Podem também concorrer à Presidência dos Estados Unidos candidatos independentes. O prazo final para a inscrição dos candidatos é o dia 5 de setembro de 2008.
Colégio eleitoral
Definidos os candidatos de cada partido, a campanha volta seu foco para os eleitores comuns, apesar de a eleição não ser tecnicamente direta. Os mais de 200 milhões de eleitores norte-americanos darão o seu voto (que não é obrigatório) para o presidente, mas não serão eles que determinarão o resultado final.
No Brasil, vence a eleição presidencial o candidato que somar mais votos em todo o país, independentemente dos resultados parciais de cada estado. Nos Estados Unidos não é assim: o resultado de cada estado é o que conta. É o chamado Colégio Eleitoral, sistema pelo qual cada estado nomeia um certo número de "delegados" que então escolhem o presidente.
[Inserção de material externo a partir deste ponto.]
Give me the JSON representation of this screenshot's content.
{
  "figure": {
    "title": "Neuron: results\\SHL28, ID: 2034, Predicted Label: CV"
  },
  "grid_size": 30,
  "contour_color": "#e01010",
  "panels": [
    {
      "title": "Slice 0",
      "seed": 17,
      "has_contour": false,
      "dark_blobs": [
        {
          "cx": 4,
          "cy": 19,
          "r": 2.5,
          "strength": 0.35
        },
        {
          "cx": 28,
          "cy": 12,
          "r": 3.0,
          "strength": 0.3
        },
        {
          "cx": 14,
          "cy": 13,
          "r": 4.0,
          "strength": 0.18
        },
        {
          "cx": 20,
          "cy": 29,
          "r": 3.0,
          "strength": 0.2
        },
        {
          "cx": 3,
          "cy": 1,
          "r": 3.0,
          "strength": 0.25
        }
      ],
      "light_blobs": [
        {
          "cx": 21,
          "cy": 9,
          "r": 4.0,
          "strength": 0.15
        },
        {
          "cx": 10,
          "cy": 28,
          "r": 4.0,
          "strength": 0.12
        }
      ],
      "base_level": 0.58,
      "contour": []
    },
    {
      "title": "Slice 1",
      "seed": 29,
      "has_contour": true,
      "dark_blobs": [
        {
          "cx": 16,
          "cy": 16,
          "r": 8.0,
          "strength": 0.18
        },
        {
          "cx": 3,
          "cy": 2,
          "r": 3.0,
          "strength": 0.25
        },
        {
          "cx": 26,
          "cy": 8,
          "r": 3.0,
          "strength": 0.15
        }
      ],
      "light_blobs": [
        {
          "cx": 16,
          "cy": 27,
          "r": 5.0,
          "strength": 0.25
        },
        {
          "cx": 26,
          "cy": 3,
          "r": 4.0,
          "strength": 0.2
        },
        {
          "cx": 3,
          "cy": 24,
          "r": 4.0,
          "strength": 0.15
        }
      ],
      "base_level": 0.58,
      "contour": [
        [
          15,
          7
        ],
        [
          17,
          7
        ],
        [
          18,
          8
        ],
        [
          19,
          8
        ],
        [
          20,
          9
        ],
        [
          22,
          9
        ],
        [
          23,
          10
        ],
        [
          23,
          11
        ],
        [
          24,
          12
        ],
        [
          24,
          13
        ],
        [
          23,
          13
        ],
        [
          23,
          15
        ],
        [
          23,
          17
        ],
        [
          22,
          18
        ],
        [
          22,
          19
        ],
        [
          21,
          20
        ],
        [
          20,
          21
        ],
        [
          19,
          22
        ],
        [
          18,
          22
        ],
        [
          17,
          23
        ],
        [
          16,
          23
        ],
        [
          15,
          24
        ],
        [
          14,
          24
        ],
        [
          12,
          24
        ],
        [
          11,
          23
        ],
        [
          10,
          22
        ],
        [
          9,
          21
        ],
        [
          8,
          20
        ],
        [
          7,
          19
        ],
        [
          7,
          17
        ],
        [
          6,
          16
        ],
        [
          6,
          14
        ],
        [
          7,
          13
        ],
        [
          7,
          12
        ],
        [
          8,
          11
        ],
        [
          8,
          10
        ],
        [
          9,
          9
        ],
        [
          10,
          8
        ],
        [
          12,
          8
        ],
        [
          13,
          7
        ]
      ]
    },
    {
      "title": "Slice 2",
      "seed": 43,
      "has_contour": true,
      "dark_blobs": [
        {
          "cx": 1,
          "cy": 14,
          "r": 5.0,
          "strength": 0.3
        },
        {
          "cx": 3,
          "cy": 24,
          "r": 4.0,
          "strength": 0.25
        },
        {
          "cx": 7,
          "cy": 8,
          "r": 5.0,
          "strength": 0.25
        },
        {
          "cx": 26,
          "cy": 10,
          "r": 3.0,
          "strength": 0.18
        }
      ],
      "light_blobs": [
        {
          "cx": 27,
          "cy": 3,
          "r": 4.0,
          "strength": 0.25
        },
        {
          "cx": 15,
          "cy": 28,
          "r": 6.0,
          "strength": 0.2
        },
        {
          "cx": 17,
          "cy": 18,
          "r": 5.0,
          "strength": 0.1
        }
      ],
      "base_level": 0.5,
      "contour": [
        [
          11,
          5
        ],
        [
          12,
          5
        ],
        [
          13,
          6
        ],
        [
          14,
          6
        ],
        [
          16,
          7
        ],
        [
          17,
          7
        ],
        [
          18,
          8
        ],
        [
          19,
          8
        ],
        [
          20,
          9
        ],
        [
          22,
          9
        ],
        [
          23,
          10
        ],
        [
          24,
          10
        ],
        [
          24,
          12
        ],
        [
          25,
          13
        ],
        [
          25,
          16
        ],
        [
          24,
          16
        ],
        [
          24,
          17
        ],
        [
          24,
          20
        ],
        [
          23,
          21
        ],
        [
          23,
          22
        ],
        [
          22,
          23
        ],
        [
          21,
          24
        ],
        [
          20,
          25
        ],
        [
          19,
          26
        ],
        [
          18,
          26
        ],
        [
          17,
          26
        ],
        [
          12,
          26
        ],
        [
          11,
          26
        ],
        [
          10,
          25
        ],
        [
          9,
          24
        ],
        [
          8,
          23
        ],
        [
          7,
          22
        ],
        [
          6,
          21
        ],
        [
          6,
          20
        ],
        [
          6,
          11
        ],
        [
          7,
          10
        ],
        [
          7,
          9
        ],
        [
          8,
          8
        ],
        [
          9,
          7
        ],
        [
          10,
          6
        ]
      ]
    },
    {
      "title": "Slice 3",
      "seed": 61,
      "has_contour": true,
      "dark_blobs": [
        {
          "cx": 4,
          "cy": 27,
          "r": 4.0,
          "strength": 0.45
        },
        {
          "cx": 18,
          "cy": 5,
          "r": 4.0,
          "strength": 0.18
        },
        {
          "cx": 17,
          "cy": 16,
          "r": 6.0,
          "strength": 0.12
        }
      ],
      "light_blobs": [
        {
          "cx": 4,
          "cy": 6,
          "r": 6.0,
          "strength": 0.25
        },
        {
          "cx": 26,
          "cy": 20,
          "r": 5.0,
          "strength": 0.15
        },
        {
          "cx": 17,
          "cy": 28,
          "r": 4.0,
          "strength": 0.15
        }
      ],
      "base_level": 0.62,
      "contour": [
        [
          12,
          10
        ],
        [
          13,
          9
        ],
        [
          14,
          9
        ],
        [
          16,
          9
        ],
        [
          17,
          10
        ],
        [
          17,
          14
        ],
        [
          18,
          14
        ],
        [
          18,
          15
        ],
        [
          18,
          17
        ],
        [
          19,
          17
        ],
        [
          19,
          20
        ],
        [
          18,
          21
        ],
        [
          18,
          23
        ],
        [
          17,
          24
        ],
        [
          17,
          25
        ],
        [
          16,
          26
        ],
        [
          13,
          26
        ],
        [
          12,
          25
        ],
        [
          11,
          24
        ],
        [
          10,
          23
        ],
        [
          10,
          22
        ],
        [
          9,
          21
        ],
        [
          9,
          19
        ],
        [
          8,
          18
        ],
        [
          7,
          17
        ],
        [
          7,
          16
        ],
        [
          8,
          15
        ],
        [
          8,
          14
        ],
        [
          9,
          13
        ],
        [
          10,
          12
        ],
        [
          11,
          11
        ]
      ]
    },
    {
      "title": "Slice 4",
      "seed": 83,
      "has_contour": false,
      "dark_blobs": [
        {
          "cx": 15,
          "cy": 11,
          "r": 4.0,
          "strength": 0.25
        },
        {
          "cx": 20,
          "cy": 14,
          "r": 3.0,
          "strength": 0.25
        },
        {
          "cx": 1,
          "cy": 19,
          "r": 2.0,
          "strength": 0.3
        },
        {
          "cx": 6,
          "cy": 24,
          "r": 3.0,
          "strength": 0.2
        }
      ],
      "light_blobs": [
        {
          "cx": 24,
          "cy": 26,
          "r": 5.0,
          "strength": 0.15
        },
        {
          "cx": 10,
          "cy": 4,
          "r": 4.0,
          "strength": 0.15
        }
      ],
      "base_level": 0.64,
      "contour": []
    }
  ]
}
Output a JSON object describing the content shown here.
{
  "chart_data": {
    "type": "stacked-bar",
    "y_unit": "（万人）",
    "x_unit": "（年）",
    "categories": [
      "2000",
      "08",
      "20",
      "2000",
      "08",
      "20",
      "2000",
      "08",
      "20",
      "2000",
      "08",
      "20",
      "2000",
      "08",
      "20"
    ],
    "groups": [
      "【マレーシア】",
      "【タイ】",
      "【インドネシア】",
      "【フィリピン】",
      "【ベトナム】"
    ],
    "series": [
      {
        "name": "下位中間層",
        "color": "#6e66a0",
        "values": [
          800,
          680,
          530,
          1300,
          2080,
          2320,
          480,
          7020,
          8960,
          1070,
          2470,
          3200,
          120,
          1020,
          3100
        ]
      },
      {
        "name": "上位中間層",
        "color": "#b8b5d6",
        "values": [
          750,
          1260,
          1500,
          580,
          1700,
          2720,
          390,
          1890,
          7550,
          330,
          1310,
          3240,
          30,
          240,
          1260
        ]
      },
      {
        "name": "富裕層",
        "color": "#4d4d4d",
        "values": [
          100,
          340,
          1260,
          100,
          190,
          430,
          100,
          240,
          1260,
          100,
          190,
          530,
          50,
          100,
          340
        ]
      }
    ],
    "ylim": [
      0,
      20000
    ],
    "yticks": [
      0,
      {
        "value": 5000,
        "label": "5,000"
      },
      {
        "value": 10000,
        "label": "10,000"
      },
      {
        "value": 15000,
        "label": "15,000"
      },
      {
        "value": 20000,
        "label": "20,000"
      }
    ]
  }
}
Esses representantes ou delegados são eleitos dentro do próprio estado, e cada estado tem uma maneira de eleger os seus. O que está estabelecido é que senadores e deputados são proibidos de fazer parte do Colégio Eleitoral, segundo a Constituição.
Regionalização do voto
Pelo sistema norte-americano, cada eleitor dá o seu voto no estado onde mora. Ao final da apuração é que entra o papel dos “delegados”, que quase sempre seguem o voto para o candidato escolhido pela maioria da população do estado que fazem parte (em raras ocasiões, delegados individuais já se "rebelaram" e não seguiram o voto popular de seus estados).
Há uma outra especificidade do Colégio Eleitoral que marca a eleição norte-americana: na maior parte dos estados, o candidato que ganhar o maior número de votos populares leva todos os delegados desse estado.
Por esse sistema, mesmo que um candidato A tenha obtido, por exemplo, 30% dos votos da população de um estado, esses votos não terão nenhum peso na contagem final se o seu adversário B ganhar a maioria dos votos populares (51% ou mais).
Mais habitantes, mais poder
O Colégio Eleitoral dos Estados Unidos divide o país com base em sua população. Quanto mais habitantes um estado tem, mais poderoso ele é na hora de dar seus votos a um determinado candidato. Cada estado tem um número mínimo de três delegados. É o caso de Delaware, que tem 853 mil habitantes.
A Califórnia, o estado mais populoso do país, com 36 milhões de habitantes, é o que tem mais peso no colégio eleitoral: 55 votos. Já Nova York, com 19 milhões de habitantes, tem 31 votos.
O colégio eleitoral norte-americano tem, ao todo, 538 representantes. Vence a eleição presidencial o candidato que conseguir pelo menos 270 votos.
Curiosidades
* E se nenhum dos candidatos à Presidência ou vice-presidência receber ao menos 270 votos? Os três que receberam mais votos do Colégio Eleitoral vão para uma nova eleição. Neste caso, porém, a decisão passa do Colégio Eleitoral para a Câmara de Representantes, onde cada estado tem um voto.
* O sistema eleitoral norte-americano pode trazer resultados curiosos: nem sempre vence a eleição quem tem mais votos em todo o país. Isso aconteceu recentemente, em 2000, quando o democrata Al Gore teve mais votos entre a população do que o republicano George W. Bush, mas acabou perdendo a eleição. Esse fenômeno também aconteceu com John Quincy Adams (em 1825), com Rutherford Hayes (em 1877) e com Benjamin Harrison (em 1889).